Appearing with O’Brien to discuss the application process were Natalie Pregibon, Director of Research at Concordia, and Mary Margaret Frank, Academic Director of Institute for Business and Society and Associate Professor of Business Administration at UVA.

Users were invited to pose questions to the trio during the Google Hangout, and we were thrilled when Frank mentioned The Intersector Project in response to one viewer’s question: “Do you offer any resources or tools to emerging or new public-private partnerships?”

Frank — a new friend of The Intersector Project, whom we met during our “P3 Toolkit in Action” workshop at the 2014 Concordia Summit — responded that the first resource that came to mind was “from a group that I met when I was at Concordia. I’ll make a shameless plug for the Concordia Summit in that it’s a great way to network and connect with people who are interested and engaged in this issue. I met a group called the Intersector Project, and they had developed a toolkit for thinking about, How do you engage in public-private partnerships? They are on the web; you can Google ‘The Intersector Project,’ and engage in that, and that might be someplace for you to start.”

To put it simply — We agree! Our Tooolkit for Intersector Collaboration, based on the latest literature on cross-sector collaboration and extensive interviews with practitioners, is an excellent place to start.

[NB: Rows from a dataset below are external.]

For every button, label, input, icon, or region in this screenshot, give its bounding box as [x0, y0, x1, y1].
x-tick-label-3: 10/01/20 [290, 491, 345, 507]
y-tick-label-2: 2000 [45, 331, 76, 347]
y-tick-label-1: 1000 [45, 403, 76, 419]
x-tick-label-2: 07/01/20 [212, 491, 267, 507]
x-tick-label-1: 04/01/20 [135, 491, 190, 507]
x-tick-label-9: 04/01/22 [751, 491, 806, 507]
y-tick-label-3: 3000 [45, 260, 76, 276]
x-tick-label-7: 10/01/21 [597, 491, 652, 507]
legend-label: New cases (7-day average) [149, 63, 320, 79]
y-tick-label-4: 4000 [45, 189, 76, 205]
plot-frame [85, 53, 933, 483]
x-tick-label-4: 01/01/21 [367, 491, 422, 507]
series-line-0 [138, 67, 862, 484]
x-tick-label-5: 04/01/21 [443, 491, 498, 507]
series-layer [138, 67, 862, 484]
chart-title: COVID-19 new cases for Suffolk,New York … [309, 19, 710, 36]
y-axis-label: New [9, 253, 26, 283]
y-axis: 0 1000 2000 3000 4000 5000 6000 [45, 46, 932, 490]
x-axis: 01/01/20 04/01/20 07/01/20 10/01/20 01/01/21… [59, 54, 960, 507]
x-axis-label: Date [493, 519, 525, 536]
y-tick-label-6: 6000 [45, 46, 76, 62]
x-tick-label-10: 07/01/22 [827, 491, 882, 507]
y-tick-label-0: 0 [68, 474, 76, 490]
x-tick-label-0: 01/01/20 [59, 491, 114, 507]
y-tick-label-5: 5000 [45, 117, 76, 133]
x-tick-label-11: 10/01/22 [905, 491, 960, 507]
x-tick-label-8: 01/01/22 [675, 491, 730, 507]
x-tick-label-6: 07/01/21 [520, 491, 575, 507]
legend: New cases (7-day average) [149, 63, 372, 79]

Our case study library is a second resource that illuminates the ways practitioners across the United States have used collaborative tactics to lead successful collaborations in a wide range of issue areas from community revitalization to environment.

A big thank you from us to Frank for bringing light to our resources; to Pregibon and Concordia, longtime friends of The Intersector Project; and to the Office of Global Partnerships for leading this effort to award stellar examples of collaboration across the world.